Yes. You can construct a general case of a cubic with one real distinct root (at x = r1), and one repeated real root (at x= r2). To keep it simple, let it be a monic, depressed cubic. I.e. coefficient on x^3 is 1, and inflection point is at the y-axis. All we are doing is shifting it horizontally until its inflection point is at the y-axis, vertically until its lower stationary point is at the x-axis, and scaling it until its monic. So it will be the same shape as any possible original cubics with real coefficients, that is the "roller coaster cubic" with two stationary points.
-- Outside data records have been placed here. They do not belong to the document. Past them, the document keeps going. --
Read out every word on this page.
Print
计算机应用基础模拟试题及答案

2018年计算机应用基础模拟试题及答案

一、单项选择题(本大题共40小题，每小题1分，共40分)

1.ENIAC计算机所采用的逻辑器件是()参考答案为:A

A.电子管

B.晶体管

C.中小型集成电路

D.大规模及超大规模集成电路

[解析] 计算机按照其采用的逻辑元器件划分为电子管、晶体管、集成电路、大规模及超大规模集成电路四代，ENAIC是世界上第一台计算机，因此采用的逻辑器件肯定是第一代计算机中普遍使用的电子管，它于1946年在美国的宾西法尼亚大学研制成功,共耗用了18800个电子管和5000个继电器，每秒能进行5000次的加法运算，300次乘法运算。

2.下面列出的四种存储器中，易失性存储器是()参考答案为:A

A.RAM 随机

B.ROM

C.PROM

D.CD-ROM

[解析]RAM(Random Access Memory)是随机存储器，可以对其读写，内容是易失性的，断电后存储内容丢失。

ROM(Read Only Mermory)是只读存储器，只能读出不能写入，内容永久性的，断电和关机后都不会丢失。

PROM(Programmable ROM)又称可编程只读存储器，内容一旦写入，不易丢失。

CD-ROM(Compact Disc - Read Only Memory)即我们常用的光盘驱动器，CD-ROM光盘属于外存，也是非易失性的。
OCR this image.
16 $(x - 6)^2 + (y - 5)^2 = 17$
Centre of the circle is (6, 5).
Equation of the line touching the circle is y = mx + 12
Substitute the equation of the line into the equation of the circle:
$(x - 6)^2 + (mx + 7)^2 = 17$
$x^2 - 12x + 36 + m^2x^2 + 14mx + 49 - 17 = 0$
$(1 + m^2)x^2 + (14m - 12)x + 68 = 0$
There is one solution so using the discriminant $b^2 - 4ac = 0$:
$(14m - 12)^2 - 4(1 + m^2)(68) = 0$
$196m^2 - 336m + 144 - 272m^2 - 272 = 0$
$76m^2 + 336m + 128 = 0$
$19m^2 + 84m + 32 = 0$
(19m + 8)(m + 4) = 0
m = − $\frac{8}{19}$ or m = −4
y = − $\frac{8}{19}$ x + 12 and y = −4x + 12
A property of depressed cubics with the real/distinct and the real/repeated root, is the following:
r1 = -2*r2
The distinct root is twice as far from the origin as the repeated root, and of opposite sign. This is because the roots must all add up to zero, for a depressed cubic. Let r be the repeated root.
Thus, our cubic becomes:
y = (x + 2*r)*(x - r)^2
Expand:
y = x^3 - 3*r^2*x + 2*r^3
Integrate from x = -2*r to x = +r
Integral:
1/4*x^4 - 3/2*r^2*x^2 + 2*r^3*x + C
Evaluate from -2*r to +r:
[1/4*(r)^4 - 3/2*r^2*(r)^2 + 2*r^3*(r)] - [1/4*(-2*r)^4 - 3/2*r^2*(-2*r)^2 + 2*r^3*(-2*r)] =
Which simplifies to:
27/4*r^4
The area Michael is interested in, will be twice this area, which is:
27/2*r^2
So as long as r is a rational number, or at least has a rational fourth power, the area between the two horizontal tangent lines and the cubic curve, will be a rational number.
In order for the repeated root r to be a rational number, the linear term of the depressed cubic will be a multiple of -3*r^2, where r is any rational number.